Effet dévolutif de l’appel en matière pénale : rappels

L'affaire est dévolue à la cour d'appel dans la limite fixée par l'acte d'appel et par la qualité de l'appelant. Lorsque la limitation de la portée de l'appel sur l'action publique aux peines prononcées n'a pas été faite par l'avocat du prévenu, ou par le prévenu en présence de son avocat, le prévenu peut revenir sur cette limitation à l'audience. Par ailleurs, la cour ne peut, sur le seul appel du prévenu aggraver le sort de l'appelant. 

Crim. 12 oct. 2022 n° 21-82.440 F-B

L’arrêt rendu par la chambre criminelle le 12 octobre dernier permet de revenir sur l’effet dévolutif de l’appel en matière pénale et les règles qui gouvernent ce principe. La décision permet également de rappeler l’étendue de la saisine de la juridiction et plus particulièrement l’obligation pour la juridiction de ne statuer que sur les faits dont elle est saisie à moins que le prévenu n'accepte expressément d'être jugé sur des faits distincts de ceux visés à la prévention.

■ Effet dévolutif

En matière correctionnelle, l’appel s’étend en principe à toutes les dispositions pénales et civiles du jugement (Crim. 12 nov. 1974, n° 74-91.229). En raison de l’effet dévolutif de cette voie de recours, la juridiction du second degré est alors saisie classiquement de tous les points de droit et de fait soumis aux premiers juges. Néanmoins, il résulte de l'article 509 du code de procédure pénale que l'affaire est dévolue à la cour d'appel dans la limite fixée par l'acte d'appel et par la qualité de l'appelant. 

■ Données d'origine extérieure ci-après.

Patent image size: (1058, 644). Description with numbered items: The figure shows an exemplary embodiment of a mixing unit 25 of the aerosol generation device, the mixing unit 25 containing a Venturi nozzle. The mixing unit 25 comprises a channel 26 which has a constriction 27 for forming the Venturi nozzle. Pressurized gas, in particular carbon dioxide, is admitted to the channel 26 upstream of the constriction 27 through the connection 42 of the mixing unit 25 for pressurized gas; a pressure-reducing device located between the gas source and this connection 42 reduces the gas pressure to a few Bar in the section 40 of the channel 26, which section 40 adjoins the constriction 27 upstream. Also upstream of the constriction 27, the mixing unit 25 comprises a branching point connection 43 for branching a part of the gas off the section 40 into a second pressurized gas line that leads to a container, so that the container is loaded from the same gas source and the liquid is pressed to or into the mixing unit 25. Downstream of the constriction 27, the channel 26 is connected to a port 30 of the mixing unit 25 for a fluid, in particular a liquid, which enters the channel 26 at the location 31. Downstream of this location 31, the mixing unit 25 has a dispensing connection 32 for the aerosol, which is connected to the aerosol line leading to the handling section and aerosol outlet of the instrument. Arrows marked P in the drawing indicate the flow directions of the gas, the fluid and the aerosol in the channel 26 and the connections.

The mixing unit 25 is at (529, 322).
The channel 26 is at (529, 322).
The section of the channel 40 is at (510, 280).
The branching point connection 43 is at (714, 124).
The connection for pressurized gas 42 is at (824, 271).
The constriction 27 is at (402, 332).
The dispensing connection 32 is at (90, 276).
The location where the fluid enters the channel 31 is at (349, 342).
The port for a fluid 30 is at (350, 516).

En premier lieu, l'appelant a la faculté de limiter l'objet de son recours à une partie du dispositif du jugement (à certaines dispositions soit sur l'action publique, soit sur l'action civile, en tout ou en partie), sous réserve de l'attitude des autres parties qui peuvent étendre la saisine de la cour par la voie de l'appel incident. Les dispositions du jugement non attaquées par l'appel acquièrent en conséquence l'autorité de la chose jugée. Cette faculté de limiter son recours appartient tant au ministère public qu’au prévenu. En revanche, l’article 497 3° du code de procédure pénale, n'admet qu'une faculté d'appel limitée de la partie civile. L’appel de la partie civile est limité à ses seuls intérêts civils et il lui est défendu d’appeler seule d’un jugement correctionnel dans ses dispositions statuant au fond sur l’action publique (sur cette limitation : cf. Cons. Const., 31 janv. 2014, n° 2013-363 QPC)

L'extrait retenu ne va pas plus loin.